Lisa Page sues DOJ, FBI, claiming they sought Trump's favor by disclosing her texts

Her lawsuit comes a day after a watchdog report finding no anti-Trump plot.

Lisa Page, the former FBI lawyer who became embroiled in the Russia probe, sued the FBI and Department of Justice on Tuesday, alleging her privacy was violated by the release of texts she exchanged with former FBI agent Peter Strzok.

Page's suit argues that the FBI did it in order to get in good standing with Trump, who has repeatedly mocked what he calls the "lovers" texts in tweets, at photo ops and at campaign rallies.

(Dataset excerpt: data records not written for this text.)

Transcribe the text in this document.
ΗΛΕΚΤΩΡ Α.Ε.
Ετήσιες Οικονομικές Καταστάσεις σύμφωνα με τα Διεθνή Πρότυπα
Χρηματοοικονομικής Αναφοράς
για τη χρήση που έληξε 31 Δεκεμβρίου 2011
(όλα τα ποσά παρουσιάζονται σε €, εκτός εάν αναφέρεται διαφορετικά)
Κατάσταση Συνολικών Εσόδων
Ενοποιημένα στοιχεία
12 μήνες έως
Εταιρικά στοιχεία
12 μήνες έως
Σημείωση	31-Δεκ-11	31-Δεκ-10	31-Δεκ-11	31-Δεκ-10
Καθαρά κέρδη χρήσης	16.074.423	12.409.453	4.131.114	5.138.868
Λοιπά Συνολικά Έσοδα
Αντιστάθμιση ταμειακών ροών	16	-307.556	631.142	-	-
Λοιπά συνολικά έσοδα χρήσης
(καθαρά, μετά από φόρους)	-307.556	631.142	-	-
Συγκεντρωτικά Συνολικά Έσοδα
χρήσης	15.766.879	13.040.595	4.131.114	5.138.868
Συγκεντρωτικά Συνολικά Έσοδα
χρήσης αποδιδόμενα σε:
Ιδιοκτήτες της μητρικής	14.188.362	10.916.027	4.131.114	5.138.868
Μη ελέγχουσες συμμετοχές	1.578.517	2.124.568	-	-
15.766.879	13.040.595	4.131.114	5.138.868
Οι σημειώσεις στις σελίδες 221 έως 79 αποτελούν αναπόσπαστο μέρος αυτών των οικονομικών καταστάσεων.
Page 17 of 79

"On information and belief, DOJ and/or FBI officials disclosed the messages to reporters for multiple improper reasons, including to elevate DOJ’s standing with the President following the President’s repeated public attacks of the Department and its head, Attorney General Jefferson B. Sessions III," the suit says.

Page alleges that the Justice Department summoned "DOJ beat reporters to the Department to review the messages at night, prohibiting the reporters from copying or removing the set of messages from the building, and instructing them not to reveal DOJ as the source," she alleges. "This clandestine approach is inconsistent with the disclosure of agency records for transparency purposes or to advance the public interest."

Page says that although the inspector general found no bias in the Clinton email server investigation "Defendants’ unlawful conduct had turned Plaintiff into a subject of frequent attacks by the President of the United States, as well as his allies and supporters."

Page also contends that at some point the text messages were supposed to go to "certain members" on the House Judiciary Committee, but when they were not in a position to read them, DOJ decided to provide the messages to reporters.

The lawsuit calls the gathering of reporters "hardly routine" and that the DOJ officials plan worked.

The suit also says that then Deputy Attorney General Rod Rosenstein was forced to admit that DOJ provided the texts to reporters, during his congressional testimony and former DOJ spokeswoman Sarah Isgur Flores acknowledged this in a tweet.

"As the DAG said, after initial inquiries from Congress, the DAG consulted with the IG, and the IG determined that he had no objection to the Department providing the material to the Congressional committees that had requested it (discussion w IG was only about Congress)," she tweeted in December 2017.

"After that consultation, senior career ethics advisors determined that there were no legal or ethical concerns, including under the Privacy Act, that prohibited the release of the information to the public either by members of Congress or by the Department," Flores said.

As Page notes in the lawsuit, the inspector general found that he found no political bias in the origins of the Hillary Clinton email investigation.

On Monday, the Department of Justice inspector general report released Monday has determined the FBI's investigation into Russian interference in the 2016 U.S. election was launched with an authorized purpose, despite significant allegations of wrongdoing in how agents handled the counterintelligence probe of the Trump campaign.

The Justice Department and the FBI declined to comment.